Abraham Lincoln was a realist. At a time when many in the country, including most politicians, were desperately seeking a way to keep the slavery issue under wraps, Lincoln had already recognized that the South’s “peculiar institution” wasn’t going to just shrivel up and blow away on its own.
That’s what Lincoln wrote in a letter to a friend in 1855. Judge George Robertson was a former Congressman from Kentucky who had represented Lincoln in a family-related legal proceeding. Although Robertson was a slaveowner, he thought that slavery would one day disappear. But he didn’t expect or desire it to happen anytime soon. In fact, when Lincoln issued the Preliminary Emancipation Proclamation in September 1862, Robertson vehemently opposed it. He wanted fugitive slaves in Kentucky returned to their owners, and when one of his own ran away to a Union army camp and was not returned, he sued. That sequence of events put something of a strain on his relationship with Lincoln.
But in 1855 their relationship was still intact, and Robertson sent Lincoln copies of his writings and speeches concerning slavery. Lincoln’s reply shows that even then, six years before Ft. Sumter, he saw clearly that slavery would not end without a fight. Here’s Lincoln’s letter:
Springfield, Illinois, August 15, 1855
Hon: Geo. Robertson
My Dear Sir:
The volume you left for me has been received. I am really grateful for the honor of your kind remembrance, as well as for the book. The partial reading I have already given it, has afforded me much of both pleasure and instruction. It was new to me that the exact question which led to the Missouri compromise, had arisen before it arose in regard to Missouri; and that you had taken so prominent a part in it. Your short, but able and patriotic speech upon that occasion, has not been improved upon since, by those holding the same views; and, with all the lights you then had, the views you took appear to me as very reasonable.

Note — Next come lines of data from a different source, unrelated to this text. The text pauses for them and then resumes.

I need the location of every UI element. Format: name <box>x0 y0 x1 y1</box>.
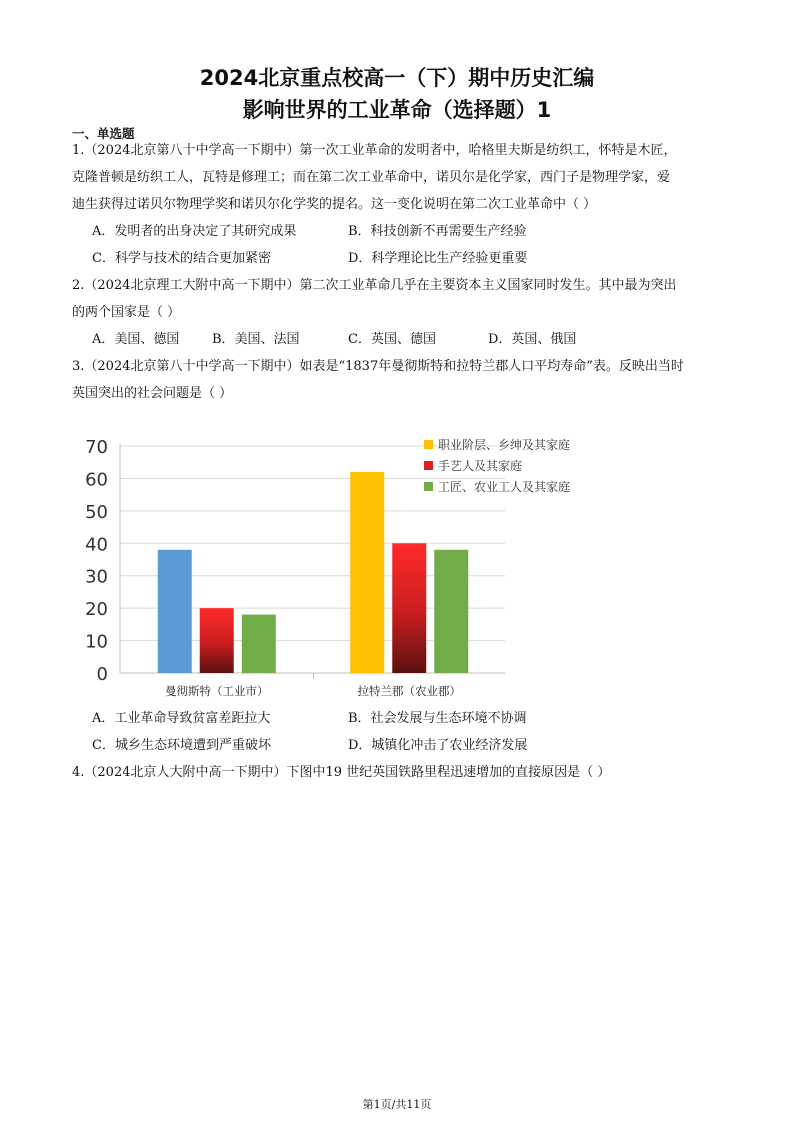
bar <box>434 550 468 673</box>
page-footer: 第1页/共11页 <box>362 1098 432 1111</box>
bar <box>158 550 192 673</box>
q3-text-line-2: 英国突出的社会问题是（ ） <box>72 386 233 401</box>
legend-swatch <box>424 461 433 470</box>
q3-option-b: B．社会发展与生态环境不协调 <box>348 711 527 726</box>
y-tick-label: 60 <box>85 469 108 491</box>
q3-option-c: C．城乡生态环境遭到严重破坏 <box>92 738 271 753</box>
bar <box>242 615 276 673</box>
q1-option-b: B．科技创新不再需要生产经验 <box>348 224 527 239</box>
q1-text-line-1: 1.（2024北京第八十中学高一下期中）第一次工业革命的发明者中，哈格里夫斯是纺织工，怀特是木匠， <box>72 143 677 158</box>
q2-option-a: A．美国、德国 <box>92 332 180 347</box>
x-category-label: 拉特兰郡（农业郡） <box>357 684 461 698</box>
y-tick-label: 40 <box>85 534 108 556</box>
q2-text-line-1: 2.（2024北京理工大附中高一下期中）第二次工业革命几乎在主要资本主义国家同时发生。其中最为突出 <box>72 278 677 293</box>
q3-option-a: A．工业革命导致贫富差距拉大 <box>92 711 271 726</box>
y-tick-label: 70 <box>85 437 108 458</box>
q4-text-line-1: 4.（2024北京人大附中高一下期中）下图中19 世纪英国铁路里程迅速增加的直接原因是（ ） <box>72 765 611 780</box>
q1-option-c: C．科学与技术的结合更加紧密 <box>92 251 271 266</box>
q3-text-line-1: 3.（2024北京第八十中学高一下期中）如表是“1837年曼彻斯特和拉特兰郡人口平均寿命”表。反映出当时 <box>72 359 684 374</box>
q2-option-d: D．英国、俄国 <box>488 332 577 347</box>
q1-option-a: A．发明者的出身决定了其研究成果 <box>92 224 297 239</box>
y-tick-label: 50 <box>85 501 108 523</box>
legend-label: 职业阶层、乡绅及其家庭 <box>438 438 571 452</box>
section-heading: 一、单选题 <box>72 126 135 141</box>
document-title-line2: 影响世界的工业革命（选择题）1 <box>242 98 552 122</box>
q1-text-line-3: 迪生获得过诺贝尔物理学奖和诺贝尔化学奖的提名。这一变化说明在第二次工业革命中（ ） <box>72 197 597 212</box>
legend-swatch <box>424 440 433 449</box>
q1-text-line-2: 克隆普顿是纺织工人，瓦特是修理工；而在第二次工业革命中，诺贝尔是化学家，西门子是物理学家，爱 <box>72 170 671 185</box>
legend-label: 工匠、农业工人及其家庭 <box>438 480 571 494</box>
legend-swatch <box>424 482 433 491</box>
y-tick-label: 10 <box>85 631 108 653</box>
q1-option-d: D．科学理论比生产经验更重要 <box>348 251 528 266</box>
bar <box>392 543 426 673</box>
q3-option-d: D．城镇化冲击了农业经济发展 <box>348 738 528 753</box>
y-tick-label: 0 <box>96 664 108 685</box>
q2-option-c: C．英国、德国 <box>348 332 436 347</box>
y-tick-label: 20 <box>85 599 108 621</box>
bar <box>200 608 234 673</box>
y-tick-label: 30 <box>85 566 108 588</box>
q2-option-b: B．美国、法国 <box>212 332 300 347</box>
x-category-label: 曼彻斯特（工业市） <box>165 684 269 698</box>
q2-text-line-2: 的两个国家是（ ） <box>72 305 181 320</box>
life-expectancy-bar-chart <box>80 426 600 706</box>
legend-label: 手艺人及其家庭 <box>438 459 523 473</box>
document-title-line1: 2024北京重点校高一（下）期中历史汇编 <box>199 66 595 90</box>
bar <box>350 472 384 673</box>
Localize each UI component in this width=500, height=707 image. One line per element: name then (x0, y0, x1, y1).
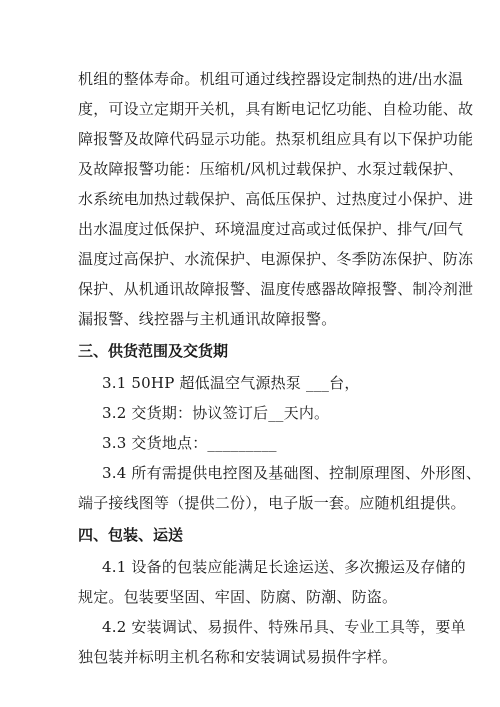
text-line: 水系统电加热过载保护、高低压保护、过热度过小保护、进 (78, 190, 474, 208)
item-4-1-line-1: 4.1 设备的包装应能满足长途运送、多次搬运及存储的 (102, 558, 466, 576)
paragraph-protection-features (78, 64, 474, 334)
text-line: 机组的整体寿命。机组可通过线控器设定制热的进/出水温 (78, 70, 464, 88)
section-heading-packaging: 四、包装、运送 (78, 526, 184, 544)
text-line: 保护、从机通讯故障报警、温度传感器故障报警、制冷剂泄 (78, 280, 474, 298)
item-3-4-line-2: 端子接线图等（提供二份），电子版一套。应随机组提供。 (78, 494, 466, 512)
text-line: 出水温度过低保护、环境温度过高或过低保护、排气/回气 (78, 220, 464, 238)
item-4-1-line-2: 规定。包装要坚固、牢固、防腐、防潮、防盗。 (78, 588, 398, 606)
text-line: 及故障报警功能：压缩机/风机过载保护、水泵过载保护、 (78, 160, 464, 178)
text-line: 温度过高保护、水流保护、电源保护、冬季防冻保护、防冻 (78, 250, 474, 268)
text-line: 漏报警、线控器与主机通讯故障报警。 (78, 310, 337, 328)
text-line: 障报警及故障代码显示功能。热泵机组应具有以下保护功能 (78, 130, 474, 148)
section-heading-supply-scope: 三、供货范围及交货期 (78, 342, 229, 360)
item-3-2: 3.2 交货期：协议签订后__天内。 (102, 404, 330, 422)
item-3-4-line-1: 3.4 所有需提供电控图及基础图、控制原理图、外形图、 (102, 464, 482, 482)
item-4-2-line-2: 独包装并标明主机名称和安装调试易损件字样。 (78, 648, 398, 666)
item-4-2-line-1: 4.2 安装调试、易损件、特殊吊具、专业工具等，要单 (102, 618, 466, 636)
item-3-3: 3.3 交货地点：_________ (102, 434, 277, 452)
text-line: 度，可设立定期开关机，具有断电记忆功能、自检功能、故 (78, 100, 474, 118)
item-3-1: 3.1 50HP 超低温空气源热泵 ___台， (102, 374, 360, 392)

You are not a friend of slavery in the abstract. In that speech you spoke of “the peaceful extinction of slavery” and used other expressions indicating your belief that the thing was, at some time, to have an end. Since then we have had thirty six years of experience; and this experience has demonstrated, I think, that there is no peaceful extinction of slavery in prospect for us. The signal failure of Henry Clay, and other good and great men, in 1849, to effect any thing in favor of gradual emancipation in Kentucky, together with a thousand other signs, extinguishes that hope utterly. On the question of liberty, as a principle, we are not what we have been. When we were the political slaves of King George, and wanted to be free, we called the maxim that “all men are created equal” a self evident truth; but now when we have grown fat, and have lost all dread of being slaves ourselves, we have become so greedy to be masters that we call the same maxim “a self evident lie” The fourth of July has not quite dwindled away; it is still a great day—for burning fire-crackers!!!
That spirit which desired the peaceful extinction of slavery, has itself become extinct, with the occasion, and the men of the Revolution. Under the impulse of that occasion, nearly half the states adopted systems of emancipation at once; and it is a significant fact, that not a single state has done the like since. So far as peaceful, voluntary emancipation is concerned, the condition of the negro slave in America, scarcely less terrible to the contemplation of a free mind, is now as fixed, and hopeless of change for the better, as that of the lost souls of the finally impenitent. The Autocrat of all the Russias will resign his crown, and proclaim his subjects free republicans sooner than will our American masters voluntarily give up their slaves.
Our political problem now is “Can we, as a nation, continue together permanently — forever — half slave, and half free?” The problem is too mighty for me. May God, in his mercy, superintend the solution.